Surely, there is nothing wrong with embracing a sense of commonality, especially at a time in which partisanship and political animosity are at record highs. However, there are ample reasons to question the practicality of dismissing identity politics altogether. In the past few years discrimination on the basis of sexual orientation has been legally condoned and racial tensions in Ferguson and Baltimore erupted into riots reminiscent of the 1960s. It is not surprising that individuals affected by these developments would expect their elected officials to explicitly acknowledge them. Failing to do so merely compounds existing feelings of resentment and social exclusion in historically marginalized communities.

Last November’s loss certainly warrants a thorough reassessment of the Democratic Party’s strategy. Over the years, the party has failed to consider the interests of coal miners, factory workers and other working class voters who have struggled to compete in an increasingly globalized economy. This failure has directly contributed to Donald Trump’s appeal in the traditionally blue states of the Midwest, despite the possibility that his policies may worsen the economic hardships facing these very communities. Moving forward, the next Democratic National Committee chairman must prioritize efforts to reach out to this voter base and expand the party’s appeal beyond its existing urban strongholds.

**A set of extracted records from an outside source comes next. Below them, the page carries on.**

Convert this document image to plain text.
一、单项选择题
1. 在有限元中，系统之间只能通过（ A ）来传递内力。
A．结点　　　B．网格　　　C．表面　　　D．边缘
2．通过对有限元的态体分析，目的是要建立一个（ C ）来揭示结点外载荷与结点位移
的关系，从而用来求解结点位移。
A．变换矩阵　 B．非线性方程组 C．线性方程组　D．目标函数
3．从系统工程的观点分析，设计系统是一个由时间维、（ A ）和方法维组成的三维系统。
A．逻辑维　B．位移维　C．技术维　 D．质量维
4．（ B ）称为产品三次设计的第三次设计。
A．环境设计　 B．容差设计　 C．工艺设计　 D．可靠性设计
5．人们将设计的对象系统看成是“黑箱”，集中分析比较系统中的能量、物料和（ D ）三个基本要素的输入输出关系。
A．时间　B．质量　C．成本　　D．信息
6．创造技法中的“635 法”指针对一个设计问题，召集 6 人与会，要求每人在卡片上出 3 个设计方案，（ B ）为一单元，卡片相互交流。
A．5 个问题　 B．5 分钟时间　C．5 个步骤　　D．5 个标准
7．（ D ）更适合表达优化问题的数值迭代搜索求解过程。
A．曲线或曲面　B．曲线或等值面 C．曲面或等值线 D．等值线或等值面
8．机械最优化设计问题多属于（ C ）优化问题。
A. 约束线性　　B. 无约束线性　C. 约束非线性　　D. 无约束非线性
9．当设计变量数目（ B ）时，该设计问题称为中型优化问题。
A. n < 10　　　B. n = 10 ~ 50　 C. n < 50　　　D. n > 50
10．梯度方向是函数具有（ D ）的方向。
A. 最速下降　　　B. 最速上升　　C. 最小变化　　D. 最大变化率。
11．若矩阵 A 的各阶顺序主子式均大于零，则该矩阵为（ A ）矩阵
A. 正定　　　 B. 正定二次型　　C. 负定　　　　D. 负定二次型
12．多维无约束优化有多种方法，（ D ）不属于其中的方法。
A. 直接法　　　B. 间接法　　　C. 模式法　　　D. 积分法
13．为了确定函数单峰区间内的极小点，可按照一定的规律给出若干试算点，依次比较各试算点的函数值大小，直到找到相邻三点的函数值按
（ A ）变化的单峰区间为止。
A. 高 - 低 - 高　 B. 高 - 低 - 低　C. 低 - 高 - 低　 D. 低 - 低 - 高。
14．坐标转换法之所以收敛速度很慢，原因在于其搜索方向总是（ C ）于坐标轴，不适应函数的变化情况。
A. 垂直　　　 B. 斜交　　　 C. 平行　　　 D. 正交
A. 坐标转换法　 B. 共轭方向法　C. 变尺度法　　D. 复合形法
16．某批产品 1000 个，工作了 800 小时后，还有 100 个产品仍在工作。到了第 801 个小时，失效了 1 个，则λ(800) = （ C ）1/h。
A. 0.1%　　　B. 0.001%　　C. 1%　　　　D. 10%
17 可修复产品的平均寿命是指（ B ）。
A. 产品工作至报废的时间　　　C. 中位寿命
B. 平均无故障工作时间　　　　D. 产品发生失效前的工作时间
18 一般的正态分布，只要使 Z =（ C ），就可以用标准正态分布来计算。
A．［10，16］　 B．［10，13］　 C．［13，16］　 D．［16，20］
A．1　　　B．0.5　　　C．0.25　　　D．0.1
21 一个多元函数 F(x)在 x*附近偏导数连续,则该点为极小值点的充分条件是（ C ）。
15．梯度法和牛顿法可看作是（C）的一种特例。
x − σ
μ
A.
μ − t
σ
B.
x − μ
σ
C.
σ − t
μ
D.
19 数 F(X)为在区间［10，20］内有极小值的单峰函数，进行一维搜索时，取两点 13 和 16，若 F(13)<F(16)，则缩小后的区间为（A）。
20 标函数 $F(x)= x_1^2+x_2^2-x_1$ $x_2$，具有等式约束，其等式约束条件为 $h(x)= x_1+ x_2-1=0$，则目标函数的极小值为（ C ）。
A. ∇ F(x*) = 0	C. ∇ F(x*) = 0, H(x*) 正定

However, the party must avoid succumbing to the emotionally charged panic that often accompanies a loss in a general election. Identity liberalism is not dead, nor is there any reason to suspect it will wane within the near future. It is also worth noting that the party so often credited for eschewing identity politics has effectively confined itself to a small voter base that makes up a dwindling proportion of the overall electorate. It is doubtful such a strategy will remain viable in the long run.